The clocks were striking thirteen
It was a bright cold day in April, and the clocks were striking thirteen.
George Orwell
For some reason today has had a surreal feel to it. One where I have talked to so many people in the digital sphere that I don't know if I am slipping into an unreal life. I've noticed that if I am on the computer so long, I begin to see the world's veil thin around me.
It was never too thick in my humble opinion. When I was in my twenties, a friend said that if she looked into a mirror surface, she could see a man stand behind me. The man followed me every where. At the time I was creeped out. Today, I would ask for a description of the man and then I would talk to him while I am cleaning my house. I don't have the mind to hold such a conversation when I am writing.

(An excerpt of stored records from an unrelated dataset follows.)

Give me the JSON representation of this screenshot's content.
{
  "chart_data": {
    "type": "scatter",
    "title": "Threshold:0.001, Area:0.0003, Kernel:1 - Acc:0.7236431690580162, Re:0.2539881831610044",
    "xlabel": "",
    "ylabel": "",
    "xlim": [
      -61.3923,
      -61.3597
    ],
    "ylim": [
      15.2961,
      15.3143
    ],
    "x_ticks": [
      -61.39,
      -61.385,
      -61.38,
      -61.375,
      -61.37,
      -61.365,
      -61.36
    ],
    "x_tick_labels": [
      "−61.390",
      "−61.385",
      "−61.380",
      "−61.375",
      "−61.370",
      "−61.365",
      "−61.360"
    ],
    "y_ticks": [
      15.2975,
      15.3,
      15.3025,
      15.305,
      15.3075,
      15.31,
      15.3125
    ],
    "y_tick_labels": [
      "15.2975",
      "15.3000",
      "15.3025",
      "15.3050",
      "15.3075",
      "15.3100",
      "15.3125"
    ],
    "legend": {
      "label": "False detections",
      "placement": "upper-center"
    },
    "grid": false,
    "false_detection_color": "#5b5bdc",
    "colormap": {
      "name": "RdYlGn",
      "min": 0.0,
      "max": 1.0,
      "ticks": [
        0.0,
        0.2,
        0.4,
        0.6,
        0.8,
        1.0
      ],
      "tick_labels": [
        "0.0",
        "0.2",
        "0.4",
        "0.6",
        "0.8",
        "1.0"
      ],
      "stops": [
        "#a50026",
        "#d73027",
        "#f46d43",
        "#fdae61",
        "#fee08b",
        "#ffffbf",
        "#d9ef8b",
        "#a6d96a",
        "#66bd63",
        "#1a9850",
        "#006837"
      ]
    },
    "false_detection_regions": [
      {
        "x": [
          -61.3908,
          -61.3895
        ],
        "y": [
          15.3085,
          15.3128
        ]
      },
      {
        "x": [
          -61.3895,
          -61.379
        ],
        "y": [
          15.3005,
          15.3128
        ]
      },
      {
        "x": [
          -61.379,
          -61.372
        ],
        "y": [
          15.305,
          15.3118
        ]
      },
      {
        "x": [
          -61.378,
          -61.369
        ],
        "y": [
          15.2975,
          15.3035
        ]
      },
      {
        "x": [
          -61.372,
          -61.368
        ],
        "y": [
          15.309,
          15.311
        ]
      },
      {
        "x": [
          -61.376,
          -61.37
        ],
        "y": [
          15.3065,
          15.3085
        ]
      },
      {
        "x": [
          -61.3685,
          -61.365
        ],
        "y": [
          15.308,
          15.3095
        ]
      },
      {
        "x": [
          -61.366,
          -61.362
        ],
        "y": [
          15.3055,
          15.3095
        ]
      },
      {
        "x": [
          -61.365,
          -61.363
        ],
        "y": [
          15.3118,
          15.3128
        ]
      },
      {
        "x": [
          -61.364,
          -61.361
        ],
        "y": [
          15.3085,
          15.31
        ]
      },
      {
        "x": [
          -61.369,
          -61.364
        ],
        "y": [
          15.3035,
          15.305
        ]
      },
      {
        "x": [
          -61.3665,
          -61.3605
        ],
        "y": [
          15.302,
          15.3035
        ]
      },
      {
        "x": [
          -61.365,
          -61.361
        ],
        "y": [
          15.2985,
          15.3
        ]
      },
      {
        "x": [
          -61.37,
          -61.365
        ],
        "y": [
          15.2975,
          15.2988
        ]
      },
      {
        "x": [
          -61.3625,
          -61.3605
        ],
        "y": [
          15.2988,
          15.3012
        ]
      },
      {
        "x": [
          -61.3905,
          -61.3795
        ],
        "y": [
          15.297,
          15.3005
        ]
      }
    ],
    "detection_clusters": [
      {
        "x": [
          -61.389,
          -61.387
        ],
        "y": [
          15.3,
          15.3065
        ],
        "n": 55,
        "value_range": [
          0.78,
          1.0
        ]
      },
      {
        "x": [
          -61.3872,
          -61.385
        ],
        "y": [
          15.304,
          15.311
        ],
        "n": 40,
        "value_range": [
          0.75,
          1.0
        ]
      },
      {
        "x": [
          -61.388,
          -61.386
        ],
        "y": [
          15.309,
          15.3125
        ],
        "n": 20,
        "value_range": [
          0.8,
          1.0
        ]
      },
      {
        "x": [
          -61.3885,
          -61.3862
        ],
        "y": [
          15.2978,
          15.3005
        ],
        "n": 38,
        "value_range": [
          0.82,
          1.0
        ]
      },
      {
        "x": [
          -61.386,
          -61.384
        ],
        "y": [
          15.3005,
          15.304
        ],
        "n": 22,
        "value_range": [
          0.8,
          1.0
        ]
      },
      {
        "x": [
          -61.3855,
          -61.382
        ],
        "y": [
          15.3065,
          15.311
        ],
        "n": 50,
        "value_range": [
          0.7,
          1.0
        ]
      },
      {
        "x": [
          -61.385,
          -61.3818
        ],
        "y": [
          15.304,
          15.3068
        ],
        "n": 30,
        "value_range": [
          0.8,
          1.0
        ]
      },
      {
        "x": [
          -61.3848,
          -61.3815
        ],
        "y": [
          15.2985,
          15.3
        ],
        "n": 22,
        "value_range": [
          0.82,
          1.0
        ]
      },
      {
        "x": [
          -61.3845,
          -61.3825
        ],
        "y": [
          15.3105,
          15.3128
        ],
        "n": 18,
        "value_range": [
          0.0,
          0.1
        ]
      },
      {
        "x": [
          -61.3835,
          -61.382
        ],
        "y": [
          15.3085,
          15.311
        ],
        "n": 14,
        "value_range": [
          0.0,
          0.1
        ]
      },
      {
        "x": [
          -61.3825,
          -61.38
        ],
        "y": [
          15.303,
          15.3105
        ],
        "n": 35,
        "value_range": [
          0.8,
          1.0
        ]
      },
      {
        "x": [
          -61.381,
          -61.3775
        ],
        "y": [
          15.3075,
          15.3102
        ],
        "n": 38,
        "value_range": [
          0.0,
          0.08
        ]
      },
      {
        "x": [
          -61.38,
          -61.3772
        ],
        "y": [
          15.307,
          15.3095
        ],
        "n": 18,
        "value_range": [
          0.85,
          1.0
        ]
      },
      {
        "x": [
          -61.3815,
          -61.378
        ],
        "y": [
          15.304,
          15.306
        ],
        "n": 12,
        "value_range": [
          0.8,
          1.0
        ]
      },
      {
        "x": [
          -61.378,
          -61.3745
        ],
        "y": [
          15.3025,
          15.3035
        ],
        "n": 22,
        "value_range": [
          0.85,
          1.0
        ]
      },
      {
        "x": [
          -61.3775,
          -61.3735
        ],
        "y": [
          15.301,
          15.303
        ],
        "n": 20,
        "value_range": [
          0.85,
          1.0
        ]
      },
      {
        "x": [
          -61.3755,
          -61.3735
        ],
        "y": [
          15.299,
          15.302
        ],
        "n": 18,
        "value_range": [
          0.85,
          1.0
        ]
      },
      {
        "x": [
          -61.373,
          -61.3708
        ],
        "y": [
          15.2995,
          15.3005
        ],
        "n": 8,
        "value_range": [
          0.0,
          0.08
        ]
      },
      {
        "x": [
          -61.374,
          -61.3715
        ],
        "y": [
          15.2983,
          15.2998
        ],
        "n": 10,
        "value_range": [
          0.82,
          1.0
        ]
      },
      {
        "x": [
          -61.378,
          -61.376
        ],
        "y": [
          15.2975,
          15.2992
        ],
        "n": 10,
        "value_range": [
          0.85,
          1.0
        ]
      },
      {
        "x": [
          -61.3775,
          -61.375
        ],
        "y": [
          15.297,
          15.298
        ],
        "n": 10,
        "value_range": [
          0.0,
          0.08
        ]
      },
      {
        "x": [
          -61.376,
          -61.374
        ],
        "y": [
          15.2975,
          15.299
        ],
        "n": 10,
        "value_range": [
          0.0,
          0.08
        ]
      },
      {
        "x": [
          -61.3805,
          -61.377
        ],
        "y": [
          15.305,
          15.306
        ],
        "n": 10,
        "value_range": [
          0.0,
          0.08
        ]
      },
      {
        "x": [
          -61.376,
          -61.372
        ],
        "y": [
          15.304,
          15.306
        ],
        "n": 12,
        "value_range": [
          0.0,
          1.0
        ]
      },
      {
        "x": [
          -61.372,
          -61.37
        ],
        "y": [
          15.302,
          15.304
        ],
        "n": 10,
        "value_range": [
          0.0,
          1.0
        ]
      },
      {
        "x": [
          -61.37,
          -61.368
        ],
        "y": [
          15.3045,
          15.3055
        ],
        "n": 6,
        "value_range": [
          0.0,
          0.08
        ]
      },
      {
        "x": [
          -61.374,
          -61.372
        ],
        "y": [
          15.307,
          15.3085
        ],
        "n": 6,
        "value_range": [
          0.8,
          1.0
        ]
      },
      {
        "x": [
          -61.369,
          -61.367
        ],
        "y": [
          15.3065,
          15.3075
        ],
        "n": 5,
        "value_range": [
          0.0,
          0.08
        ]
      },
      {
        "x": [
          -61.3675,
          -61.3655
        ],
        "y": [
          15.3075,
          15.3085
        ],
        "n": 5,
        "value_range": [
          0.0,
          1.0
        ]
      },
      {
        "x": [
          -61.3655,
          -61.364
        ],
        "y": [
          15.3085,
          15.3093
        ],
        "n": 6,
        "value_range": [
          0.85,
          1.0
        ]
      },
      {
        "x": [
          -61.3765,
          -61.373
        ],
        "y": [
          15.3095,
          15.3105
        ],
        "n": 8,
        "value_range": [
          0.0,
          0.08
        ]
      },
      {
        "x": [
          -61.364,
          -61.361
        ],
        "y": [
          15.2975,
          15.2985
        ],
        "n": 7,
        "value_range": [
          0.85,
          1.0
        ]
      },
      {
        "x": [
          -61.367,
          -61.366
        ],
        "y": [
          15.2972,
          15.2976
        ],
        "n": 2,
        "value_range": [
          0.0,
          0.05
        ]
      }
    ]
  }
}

I'm pretty one-track when it comes to getting the black marks onto the page.
When I learned a little physics and realized that everything including sound, color, and physicality were just frequencies, I began to slip into the hidden slits and hollows of my life. It is why I can write fiction, I think.
If my eyes weren't closed, I could believe that I was dreaming. The clock in my head strikes thirteen. There were so many times that I should have slipped from this skin and gone to the next world. I think and possibly feel, that I haven't because I still have debts and obligations here.
The biggest debt is to my dog companion.
The next debt is to my late-husband. He wanted me to live. He wanted me to write. Sadly I have not written as much as I could or lived as much as I should.
At the last strike, I sip the wine and believe that one day my words will help someone else.